We use modal verbs in so many distinct ways in English, it is essential to spread out the lessons of various usages and realize that students may become overwhelmed.
Modals of regret aren’t particularly difficult to convey, but they are an advanced grammar point with several nuances to be certain to include. You can also have very meaningful conversations that arise out of the activities for modals of regret.
Teaching Modals of Regret
What is Regret
The best way to introduce modals of regret is to first define and discuss regrets and what they are. The key element to stress with regret is that you are looking back upon a past event and reflecting upon it. The feeling of regret is not positive, and it comes from strongly wanting to change your actions, your behaviors, your reactions, etc. In the present you are thinking back to a past event, and expressing your regret which may make you feel apologetic, sad, or shameful. These are big emotions so you will want to provide good examples. Tell your class about a personal regret and give them the story of a past event. Have them analyze your story for issues like how you may have felt during the event compared to how you feel now. Have them ask questions like what did you do after the event? Do you still feel badly? What did you do to resolve your regret? You’ll want to get personal if you expect your students to share their personal stories as well.
Teach the Grammar
You will have used the grammar in your example above, so all you need to do is lay out it for them and provide more examples. Regrets are often preceded by wishing things could be different. Also, be sure to illustrate for them how to make a negative statement, and stress that regrets are often geared toward things you didn’t do, but wish you had.
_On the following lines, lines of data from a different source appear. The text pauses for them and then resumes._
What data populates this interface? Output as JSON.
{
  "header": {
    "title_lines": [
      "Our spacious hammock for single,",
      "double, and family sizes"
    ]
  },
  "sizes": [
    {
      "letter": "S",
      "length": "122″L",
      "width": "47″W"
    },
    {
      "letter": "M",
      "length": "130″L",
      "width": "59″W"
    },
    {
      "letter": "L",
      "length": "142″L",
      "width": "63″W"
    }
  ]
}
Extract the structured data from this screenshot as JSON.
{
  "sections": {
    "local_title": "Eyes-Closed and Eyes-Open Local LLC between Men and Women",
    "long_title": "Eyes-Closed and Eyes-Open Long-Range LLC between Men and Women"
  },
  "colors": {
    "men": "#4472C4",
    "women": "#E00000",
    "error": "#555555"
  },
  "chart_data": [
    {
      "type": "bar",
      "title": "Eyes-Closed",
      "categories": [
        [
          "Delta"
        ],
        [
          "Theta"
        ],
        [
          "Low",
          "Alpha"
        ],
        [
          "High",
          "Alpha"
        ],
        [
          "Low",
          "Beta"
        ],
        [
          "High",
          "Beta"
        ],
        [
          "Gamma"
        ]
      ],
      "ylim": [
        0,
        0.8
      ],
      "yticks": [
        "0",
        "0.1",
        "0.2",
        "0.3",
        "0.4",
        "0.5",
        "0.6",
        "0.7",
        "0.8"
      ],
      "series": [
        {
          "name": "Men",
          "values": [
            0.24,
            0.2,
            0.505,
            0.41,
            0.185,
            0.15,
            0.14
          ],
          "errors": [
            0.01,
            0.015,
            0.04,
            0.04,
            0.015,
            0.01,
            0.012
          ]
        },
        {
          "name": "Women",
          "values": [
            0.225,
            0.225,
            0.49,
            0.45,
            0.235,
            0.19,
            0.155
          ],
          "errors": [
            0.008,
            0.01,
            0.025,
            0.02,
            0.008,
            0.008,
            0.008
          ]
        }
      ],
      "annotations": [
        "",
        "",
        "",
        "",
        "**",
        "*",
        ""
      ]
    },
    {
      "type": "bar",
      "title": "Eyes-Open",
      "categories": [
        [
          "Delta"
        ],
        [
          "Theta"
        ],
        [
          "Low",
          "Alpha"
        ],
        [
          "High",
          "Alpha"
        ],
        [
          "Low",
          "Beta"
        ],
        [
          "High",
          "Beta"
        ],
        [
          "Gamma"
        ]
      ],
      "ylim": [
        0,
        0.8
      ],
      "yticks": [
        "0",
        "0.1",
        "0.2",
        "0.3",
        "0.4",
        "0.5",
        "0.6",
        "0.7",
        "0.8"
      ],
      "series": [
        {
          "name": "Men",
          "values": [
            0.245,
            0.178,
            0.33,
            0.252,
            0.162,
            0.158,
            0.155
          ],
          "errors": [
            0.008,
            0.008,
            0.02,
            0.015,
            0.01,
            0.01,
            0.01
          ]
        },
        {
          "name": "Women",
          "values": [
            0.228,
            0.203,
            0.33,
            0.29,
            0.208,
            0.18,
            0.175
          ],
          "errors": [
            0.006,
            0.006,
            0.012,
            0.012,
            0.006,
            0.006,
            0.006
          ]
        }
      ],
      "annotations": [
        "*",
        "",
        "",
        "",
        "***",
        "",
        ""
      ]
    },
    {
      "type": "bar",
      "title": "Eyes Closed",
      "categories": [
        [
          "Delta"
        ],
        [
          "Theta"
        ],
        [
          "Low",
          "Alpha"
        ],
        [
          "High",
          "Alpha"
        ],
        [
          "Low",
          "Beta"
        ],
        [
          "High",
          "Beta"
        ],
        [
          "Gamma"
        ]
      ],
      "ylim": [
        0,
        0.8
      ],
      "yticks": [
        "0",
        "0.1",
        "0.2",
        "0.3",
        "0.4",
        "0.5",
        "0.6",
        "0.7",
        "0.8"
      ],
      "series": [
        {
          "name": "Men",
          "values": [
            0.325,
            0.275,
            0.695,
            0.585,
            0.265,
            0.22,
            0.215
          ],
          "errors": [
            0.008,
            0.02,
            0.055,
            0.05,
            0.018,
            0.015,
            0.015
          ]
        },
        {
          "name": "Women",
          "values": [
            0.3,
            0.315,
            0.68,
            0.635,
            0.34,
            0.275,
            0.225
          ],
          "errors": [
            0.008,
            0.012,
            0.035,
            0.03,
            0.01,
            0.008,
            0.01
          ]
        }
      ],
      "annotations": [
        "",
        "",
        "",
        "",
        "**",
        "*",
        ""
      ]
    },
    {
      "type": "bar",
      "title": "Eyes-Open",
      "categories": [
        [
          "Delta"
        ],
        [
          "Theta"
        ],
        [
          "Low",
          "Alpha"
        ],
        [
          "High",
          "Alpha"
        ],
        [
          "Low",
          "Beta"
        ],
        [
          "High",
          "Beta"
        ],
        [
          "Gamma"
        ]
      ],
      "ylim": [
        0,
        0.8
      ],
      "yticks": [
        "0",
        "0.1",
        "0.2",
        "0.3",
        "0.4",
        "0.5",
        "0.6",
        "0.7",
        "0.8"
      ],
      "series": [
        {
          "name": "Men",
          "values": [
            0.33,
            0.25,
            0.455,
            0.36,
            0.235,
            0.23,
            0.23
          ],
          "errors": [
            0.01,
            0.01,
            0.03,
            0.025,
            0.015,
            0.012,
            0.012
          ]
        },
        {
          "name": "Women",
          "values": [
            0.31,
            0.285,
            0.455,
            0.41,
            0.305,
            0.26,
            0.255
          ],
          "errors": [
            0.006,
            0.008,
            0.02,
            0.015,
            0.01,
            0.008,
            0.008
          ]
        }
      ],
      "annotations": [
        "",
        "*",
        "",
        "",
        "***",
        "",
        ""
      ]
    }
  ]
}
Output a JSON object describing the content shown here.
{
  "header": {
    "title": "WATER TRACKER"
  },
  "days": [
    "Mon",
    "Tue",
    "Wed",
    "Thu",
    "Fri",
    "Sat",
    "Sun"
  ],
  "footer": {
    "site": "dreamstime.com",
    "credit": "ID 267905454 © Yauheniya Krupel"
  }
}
- I wish I hadn't said those awful things.
- I should have known that my brother was in trouble.
- I could have been a better daughter.
Verb 3 (Past Participle)
There are some modals of regret that are very common in spoken English. Often we use these conversationally and they can be heard quite frequently. Some of those are:
- I should have known better.
- I could have done better.
- I wouldn’t have dreamed of…
- I should have been there.
- I shouldn’t have said that.
- I should have taken it more seriously.
- I would have done it differently.
These are great opportunities for more concrete examples and story-telling. You could have students complete each of these thoughts with an example from their lives or have them create hypothetical ways each could be used.
There are many great ways that you can practice modals of regret. Here are a few ideas.
You can provide the students with a list of scenarios of people discussing regrets. Have them detail what the regret is and how they themselves would deal with it. You could also have them compose questions that they would ask the narrator. You can also do this, but within the story leave out what the actual regret is and have them deduct it from what is being discussed. Another practice activity is to put students in pairs and have them detail and discuss some of their biggest regrets. For example ‘What are your regrets when you think back on your life? Make a list of three regrets and tell the story to your partner’. Have them take turns sharing. After any of these activities you could also debrief with the entire class and discusses the ramifications of having regrets and how to cope with them. Are there solutions to regrets, and what are some things you could have done differently?
Teaching modals of regret is challenging because it is a very personal and involved topic.
From the grammar description to the practice, there is a lot for the students to absorb and share. I have found that advanced students really enjoy these lessons because it provides an opportunity for some self-reflection. It can also be very meaningful as it can lead to students sharing things they may not have ever verbalized.